Here are some useful tips to help you bring compelling change to a literary character and keep them from being an unchanging static character:

  1. Create a character profile. A character profile is a detailed portrait of a character you have created for a work of fiction—a novel, novella, short story, film, TV show, or web series. Your character profile is a record of everything you know about your character, from the character’s backstory to their personality traits, quirks, and physical appearance. You can also note their relationships, daily routines, hopes, fears, and motivations. Interesting characters are imbued with internal conflict that compels them to change over the course of the story.
  2. Base your characters on people you know. Consider crafting a fictional character in the image of someone in your own life. Perhaps your character will share a physical appearance with a real person—from hair color to eye color to small vocal tics and physical mannerisms. Or perhaps they will share personality traits with people you know. Grounding characters in the traits of actual people will help you write believable arcs and episodes of change.
  3. Pace the change steadily over the course of your story. Don’t save all of your character change for the tail end of your story.
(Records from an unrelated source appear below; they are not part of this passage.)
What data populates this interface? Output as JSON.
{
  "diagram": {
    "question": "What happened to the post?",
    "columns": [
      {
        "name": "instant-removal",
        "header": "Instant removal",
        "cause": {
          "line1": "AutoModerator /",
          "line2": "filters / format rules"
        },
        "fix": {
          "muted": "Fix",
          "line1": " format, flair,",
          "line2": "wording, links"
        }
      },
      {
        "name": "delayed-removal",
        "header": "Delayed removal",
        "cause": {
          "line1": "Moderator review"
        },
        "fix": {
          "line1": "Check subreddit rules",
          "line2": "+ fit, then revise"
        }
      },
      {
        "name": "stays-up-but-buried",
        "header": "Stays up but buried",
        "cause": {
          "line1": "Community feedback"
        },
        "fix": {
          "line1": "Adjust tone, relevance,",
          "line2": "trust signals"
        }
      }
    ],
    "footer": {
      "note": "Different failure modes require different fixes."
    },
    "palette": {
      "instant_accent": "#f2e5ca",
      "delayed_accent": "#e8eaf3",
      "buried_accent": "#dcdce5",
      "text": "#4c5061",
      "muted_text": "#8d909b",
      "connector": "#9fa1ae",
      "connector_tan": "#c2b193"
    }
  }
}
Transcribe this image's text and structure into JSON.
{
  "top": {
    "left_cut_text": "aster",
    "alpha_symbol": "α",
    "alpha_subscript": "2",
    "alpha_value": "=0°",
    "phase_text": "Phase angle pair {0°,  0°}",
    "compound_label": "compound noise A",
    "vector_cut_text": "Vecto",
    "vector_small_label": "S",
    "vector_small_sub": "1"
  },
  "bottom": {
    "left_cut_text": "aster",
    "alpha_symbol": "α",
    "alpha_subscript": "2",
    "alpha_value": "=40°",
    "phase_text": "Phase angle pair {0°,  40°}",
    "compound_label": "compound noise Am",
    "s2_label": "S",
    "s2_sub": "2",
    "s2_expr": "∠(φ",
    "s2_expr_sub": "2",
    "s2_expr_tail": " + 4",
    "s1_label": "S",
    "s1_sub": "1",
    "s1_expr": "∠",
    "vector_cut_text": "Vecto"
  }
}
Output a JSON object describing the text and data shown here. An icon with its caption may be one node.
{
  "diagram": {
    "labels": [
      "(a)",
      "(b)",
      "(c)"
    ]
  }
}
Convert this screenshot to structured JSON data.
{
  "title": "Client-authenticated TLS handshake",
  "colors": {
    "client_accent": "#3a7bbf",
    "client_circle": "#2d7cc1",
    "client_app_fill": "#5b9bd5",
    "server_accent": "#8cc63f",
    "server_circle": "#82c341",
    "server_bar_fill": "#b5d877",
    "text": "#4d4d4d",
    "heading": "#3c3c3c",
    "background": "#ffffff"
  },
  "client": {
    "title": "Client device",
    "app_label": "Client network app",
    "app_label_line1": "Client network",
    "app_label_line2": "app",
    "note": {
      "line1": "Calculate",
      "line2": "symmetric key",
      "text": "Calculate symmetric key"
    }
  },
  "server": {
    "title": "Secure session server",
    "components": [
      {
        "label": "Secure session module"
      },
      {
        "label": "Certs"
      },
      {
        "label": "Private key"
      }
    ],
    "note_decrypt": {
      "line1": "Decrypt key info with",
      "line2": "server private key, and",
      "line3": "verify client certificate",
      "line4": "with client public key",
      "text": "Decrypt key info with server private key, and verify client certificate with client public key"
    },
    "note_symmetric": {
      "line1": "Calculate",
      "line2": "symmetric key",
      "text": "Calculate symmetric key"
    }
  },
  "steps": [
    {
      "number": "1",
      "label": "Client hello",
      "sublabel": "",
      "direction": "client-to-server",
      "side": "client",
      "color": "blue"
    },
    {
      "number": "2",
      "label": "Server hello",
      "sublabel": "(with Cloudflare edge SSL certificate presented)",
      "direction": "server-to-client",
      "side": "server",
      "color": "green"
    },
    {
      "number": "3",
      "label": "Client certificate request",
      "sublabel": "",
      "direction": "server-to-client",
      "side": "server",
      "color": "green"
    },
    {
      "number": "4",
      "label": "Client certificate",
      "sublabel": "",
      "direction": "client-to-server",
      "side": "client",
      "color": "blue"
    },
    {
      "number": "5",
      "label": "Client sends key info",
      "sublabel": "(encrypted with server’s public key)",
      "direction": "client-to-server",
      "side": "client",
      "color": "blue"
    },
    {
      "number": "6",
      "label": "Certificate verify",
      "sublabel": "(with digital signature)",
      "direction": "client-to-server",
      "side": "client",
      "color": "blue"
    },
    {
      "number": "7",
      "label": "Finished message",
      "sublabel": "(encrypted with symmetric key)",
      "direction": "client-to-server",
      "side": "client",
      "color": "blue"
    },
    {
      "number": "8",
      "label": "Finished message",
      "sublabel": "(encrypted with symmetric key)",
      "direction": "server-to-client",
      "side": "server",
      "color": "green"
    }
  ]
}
Pace it out over the course of the entire narrative so that when a reader looks back on the entire book, the broader arc will feel earned. The most important thing you can do to craft believable character change in your own writing is to make sure that all change is earned. Endow your protagonist with a character arc that takes them through many stages of personal growth over the course of many challenging personal episodes.
  4. Ask for feedback. The best way to find out how your work will be received by readers is to reach out to some of those readers. Small groups of writers often gather to review each other’s drafts and offer feedback. Meanwhile, courses covering everything from creative writing techniques to grammar rules are available for aspiring authors looking to improve their own writing skills. And study how your favorite authors pull off character change. Are you a fan of Stephen King? Ernest Hemingway? Dan Brown? Ask yourself what it is you like about their best work and how you can use those same elements in a piece of writing composed by you personally.